In this chapter, we move beyond simple spreadsheets to explore **Primary Keys**, **Normalization**, and the powerful **Window Functions** that allow us to calculate running totals and rankings in real-time across massive datasets.
Relational Concepts & Normalization
For **Visa**, data integrity is non-negotiable. They use **Normalization** to ensure that a merchant's name is stored in exactly one place, linked via a **Foreign Key** to millions of individual transactions. This prevents "Update Anomalies"—where changing a merchant's address in one record doesn't reflect in others.

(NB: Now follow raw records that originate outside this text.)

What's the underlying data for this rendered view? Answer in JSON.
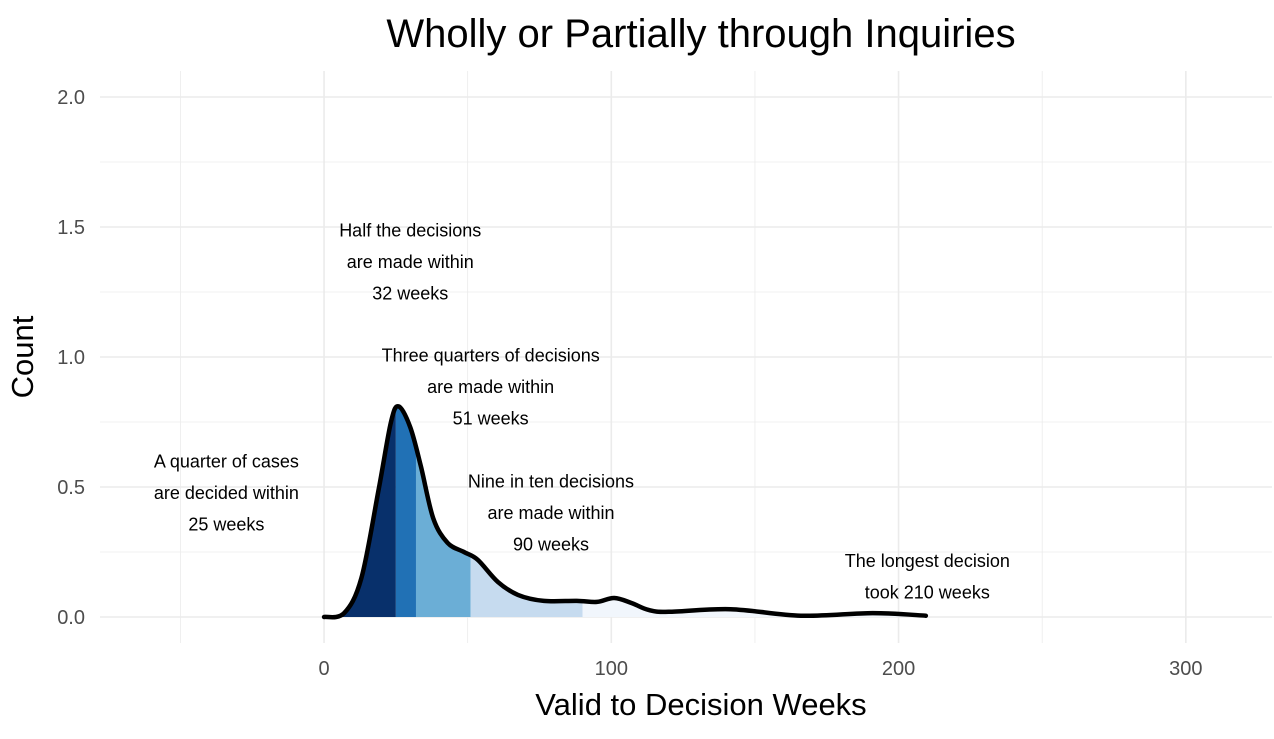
{
  "chart_data": {
    "type": "area",
    "title": "Wholly or Partially through Inquiries",
    "xlabel": "Valid to Decision Weeks",
    "ylabel": "Count",
    "xlim": [
      -78,
      330
    ],
    "ylim": [
      -0.1,
      2.1
    ],
    "x_ticks": [
      0,
      100,
      200,
      300
    ],
    "y_ticks": [
      "0.0",
      "0.5",
      "1.0",
      "1.5",
      "2.0"
    ],
    "grid": true,
    "curve": {
      "x": [
        0,
        7,
        13,
        19,
        23.3,
        26,
        30,
        33.7,
        38,
        43,
        48.7,
        53.5,
        60.5,
        67.5,
        76.5,
        88,
        95,
        101,
        107,
        113,
        120,
        141.5,
        166,
        191,
        209.5
      ],
      "y": [
        0,
        0.015,
        0.15,
        0.49,
        0.75,
        0.81,
        0.73,
        0.58,
        0.38,
        0.285,
        0.25,
        0.22,
        0.135,
        0.085,
        0.062,
        0.062,
        0.058,
        0.073,
        0.054,
        0.027,
        0.02,
        0.03,
        0.005,
        0.015,
        0.005
      ]
    },
    "quantile_bands": [
      {
        "from": 0,
        "to": 25,
        "color": "#08306b"
      },
      {
        "from": 25,
        "to": 32,
        "color": "#2171b5"
      },
      {
        "from": 32,
        "to": 51,
        "color": "#6baed6"
      },
      {
        "from": 51,
        "to": 90,
        "color": "#c6dbef"
      },
      {
        "from": 90,
        "to": 210,
        "color": "#f1f6fc"
      }
    ],
    "annotations": [
      {
        "x": -34,
        "y": 0.477,
        "lines": [
          "A quarter of cases",
          "are decided within",
          "25 weeks"
        ]
      },
      {
        "x": 30,
        "y": 1.365,
        "lines": [
          "Half the decisions",
          "are made within",
          "32 weeks"
        ]
      },
      {
        "x": 58,
        "y": 0.885,
        "lines": [
          "Three quarters of decisions",
          "are made within",
          "51 weeks"
        ]
      },
      {
        "x": 79,
        "y": 0.4,
        "lines": [
          "Nine in ten decisions",
          "are made within",
          "90 weeks"
        ]
      },
      {
        "x": 210,
        "y": 0.154,
        "lines": [
          "The longest decision",
          "took 210 weeks"
        ]
      }
    ]
  }
}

Basic Querying: SELECT to HAVING
At **Walmart**, analysts use SQL to filter out the noise. The **WHERE** clause filters data before it is grouped, while the **HAVING** clause filters the results *after* grouping. This allows a logistics manager to ask: *"Show me only the warehouses that have an average inventory level GREATER than 10,000 units."*
Advanced: Window Functions & CTEs
Modern SQL uses **Window Functions** (like `PARTITION BY`) to perform calculations across a set of rows related to the current row. For **Visa**, this is essential for "Running Totals"—calculating a user's total spending *as each transaction arrives* without collapsing the rows into a single sum.
The 20 Essential SQL Commands (Part 1: DDL & DML)
Every data analyst must know these 20 SQL commands by heart. Part 1 covers **Data Definition Language (DDL)** commands like CREATE, ALTER, DROP, and TRUNCATE, plus **Data Manipulation Language (DML)** commands like INSERT, UPDATE, DELETE, and MERGE. For **Walmart**, these are used to build and maintain the schema of a global inventory system.
The 20 Essential SQL Commands (Part 2: Querying & Analytics)
Part 2 covers the analytical powerhouses: **WHERE**, **GROUP BY**, **ORDER BY**, **HAVING**, **JOIN** variants, **UNION**, **CASE WHEN**, **COALESCE**, **RANK()**, and **PARTITION BY**. These are the commands that turn raw tables into executive-level insights at **Visa** and **Netflix**.
Practice Questions
Question 1
What is the primary difference between the WHERE and HAVING clauses in SQL?
Question 2
In the Visa running total example, why is a Window Function (OVER) superior to a simple SUM()?